I'm not sure it quite worked, but NYT film critic A.O. Scott and columnist David Carr did a kind of "Mystery Science Theater" during the Oscar ceremony, illustrating the ways in which different kinds of media can intermingle during big events. Sitting behind an anchor desk in the paper's newsroom (you could see staffers throughout the night), they commented on the winners, the show, the state of Hollywood - most everything Oscar. From the Nieman Journalism Lab:
It also represents the next step for the Times as it expands its coverage of live events and tries new approaches to second-screen viewing. On NYTimes.com, the video was only one component of a lively Oscars page that included live discussion with Times reporters and critics, photography, social media, and an interactive Oscar ballot. The classic second-screen scenario involves sitting on the couch with a smartphone or tablet, and the Times' Oscar efforts shined in its app for iPhone and iPad, where you could literally have Scott & Carr in the palm of your hand while you watched a snappy show tune about, well, boobs -- you watching the show tune, Scott & Carr watching the show tune, you watching Scott & Carr, Scott & Carr reading your tweets. "It was built as a mobile experience from jump, and that was the whole idea," Carr told me Monday. That appears to be where people spent most of their time Oscar night. More than half the traffic to the Oscars dashboard came from mobile, Fiona Spruill, the Times emerging platforms editor, said.

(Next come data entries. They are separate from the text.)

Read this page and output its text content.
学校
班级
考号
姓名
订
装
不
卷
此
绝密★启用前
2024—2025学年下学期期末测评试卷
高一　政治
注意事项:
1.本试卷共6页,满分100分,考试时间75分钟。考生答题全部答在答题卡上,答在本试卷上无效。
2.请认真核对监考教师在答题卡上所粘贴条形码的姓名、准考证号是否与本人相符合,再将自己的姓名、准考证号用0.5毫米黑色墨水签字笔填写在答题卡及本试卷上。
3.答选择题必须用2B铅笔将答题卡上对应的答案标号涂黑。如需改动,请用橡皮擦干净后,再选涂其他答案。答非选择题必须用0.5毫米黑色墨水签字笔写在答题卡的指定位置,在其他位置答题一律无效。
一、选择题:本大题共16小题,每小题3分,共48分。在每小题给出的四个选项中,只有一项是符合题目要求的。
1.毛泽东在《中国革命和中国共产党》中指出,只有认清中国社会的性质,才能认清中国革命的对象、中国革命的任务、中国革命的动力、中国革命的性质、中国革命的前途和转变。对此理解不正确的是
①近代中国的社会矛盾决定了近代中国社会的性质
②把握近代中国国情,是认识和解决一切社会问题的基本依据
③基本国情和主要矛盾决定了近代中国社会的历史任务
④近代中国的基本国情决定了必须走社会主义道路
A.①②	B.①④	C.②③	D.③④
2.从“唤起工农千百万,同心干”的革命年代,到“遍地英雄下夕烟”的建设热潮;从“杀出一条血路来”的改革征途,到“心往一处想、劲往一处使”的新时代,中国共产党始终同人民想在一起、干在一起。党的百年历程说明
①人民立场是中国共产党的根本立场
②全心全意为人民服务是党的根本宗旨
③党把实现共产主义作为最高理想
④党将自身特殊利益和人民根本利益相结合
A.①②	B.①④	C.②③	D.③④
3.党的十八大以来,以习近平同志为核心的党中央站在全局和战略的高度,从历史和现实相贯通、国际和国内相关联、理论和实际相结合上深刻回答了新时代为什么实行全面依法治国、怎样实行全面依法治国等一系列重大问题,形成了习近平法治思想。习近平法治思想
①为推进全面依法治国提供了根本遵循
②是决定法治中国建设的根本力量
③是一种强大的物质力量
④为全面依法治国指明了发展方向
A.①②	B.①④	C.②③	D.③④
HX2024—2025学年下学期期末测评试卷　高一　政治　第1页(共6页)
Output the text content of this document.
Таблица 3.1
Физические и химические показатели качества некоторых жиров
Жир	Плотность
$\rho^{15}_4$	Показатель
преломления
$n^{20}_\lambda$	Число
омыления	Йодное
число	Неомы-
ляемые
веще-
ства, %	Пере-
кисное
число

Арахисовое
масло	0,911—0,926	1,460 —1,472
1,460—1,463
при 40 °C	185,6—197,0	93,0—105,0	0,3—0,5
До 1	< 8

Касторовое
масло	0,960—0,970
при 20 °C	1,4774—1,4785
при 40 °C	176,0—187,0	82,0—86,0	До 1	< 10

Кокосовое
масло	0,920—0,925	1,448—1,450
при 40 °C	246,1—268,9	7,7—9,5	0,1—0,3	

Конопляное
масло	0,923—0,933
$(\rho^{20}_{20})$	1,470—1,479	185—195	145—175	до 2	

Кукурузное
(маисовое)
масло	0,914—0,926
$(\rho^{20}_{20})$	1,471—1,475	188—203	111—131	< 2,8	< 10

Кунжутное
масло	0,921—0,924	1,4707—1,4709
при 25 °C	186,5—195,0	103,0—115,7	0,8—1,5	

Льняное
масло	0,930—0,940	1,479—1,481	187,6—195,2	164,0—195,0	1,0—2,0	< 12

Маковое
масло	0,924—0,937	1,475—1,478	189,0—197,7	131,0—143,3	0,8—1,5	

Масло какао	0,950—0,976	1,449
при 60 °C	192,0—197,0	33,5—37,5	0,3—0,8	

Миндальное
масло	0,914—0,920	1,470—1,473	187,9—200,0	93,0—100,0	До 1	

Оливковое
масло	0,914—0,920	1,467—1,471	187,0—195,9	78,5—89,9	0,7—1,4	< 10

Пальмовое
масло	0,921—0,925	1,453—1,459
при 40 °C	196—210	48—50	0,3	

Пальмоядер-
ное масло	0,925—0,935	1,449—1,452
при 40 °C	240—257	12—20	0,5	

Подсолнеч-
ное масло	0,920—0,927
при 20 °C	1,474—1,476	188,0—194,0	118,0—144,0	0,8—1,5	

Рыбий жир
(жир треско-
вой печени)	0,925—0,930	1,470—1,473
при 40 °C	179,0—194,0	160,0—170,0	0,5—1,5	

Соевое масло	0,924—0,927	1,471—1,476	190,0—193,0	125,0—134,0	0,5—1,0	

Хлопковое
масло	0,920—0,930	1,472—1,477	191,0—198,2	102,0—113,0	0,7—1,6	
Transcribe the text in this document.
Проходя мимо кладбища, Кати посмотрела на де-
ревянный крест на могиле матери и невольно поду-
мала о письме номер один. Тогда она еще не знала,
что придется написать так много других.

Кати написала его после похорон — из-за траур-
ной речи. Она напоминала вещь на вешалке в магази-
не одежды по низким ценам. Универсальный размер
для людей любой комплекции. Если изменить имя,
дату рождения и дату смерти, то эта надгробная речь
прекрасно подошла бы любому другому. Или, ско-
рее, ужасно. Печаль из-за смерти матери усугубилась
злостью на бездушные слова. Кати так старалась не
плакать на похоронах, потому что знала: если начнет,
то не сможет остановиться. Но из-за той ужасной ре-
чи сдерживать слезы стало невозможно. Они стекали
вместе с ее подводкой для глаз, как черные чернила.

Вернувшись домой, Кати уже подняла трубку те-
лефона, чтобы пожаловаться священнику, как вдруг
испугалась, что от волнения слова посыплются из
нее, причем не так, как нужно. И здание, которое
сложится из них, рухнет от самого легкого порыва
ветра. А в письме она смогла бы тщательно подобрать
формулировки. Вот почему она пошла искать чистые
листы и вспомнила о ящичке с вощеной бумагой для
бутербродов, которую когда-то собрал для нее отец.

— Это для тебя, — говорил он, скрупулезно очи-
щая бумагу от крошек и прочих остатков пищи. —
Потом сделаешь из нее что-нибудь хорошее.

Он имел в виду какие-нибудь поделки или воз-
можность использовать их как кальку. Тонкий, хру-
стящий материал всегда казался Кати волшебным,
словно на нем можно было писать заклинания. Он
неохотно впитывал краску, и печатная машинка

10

The webcast reminded me a little of how local TV stations used to cover live events in the 50s and 60s: A couple of white guys yammering in between long periods of dead air (Carr described their approach as "incredibly seat of the pants"). Working under the aegis of the New York Times was no doubt an inhibitor (at one point Scott wasn't sure whether it was all right to say "boobs"). In other words, I don't see the paper reaching out to Kathy Griffin. But I do see the Times and others raising the stakes in the webcast arena.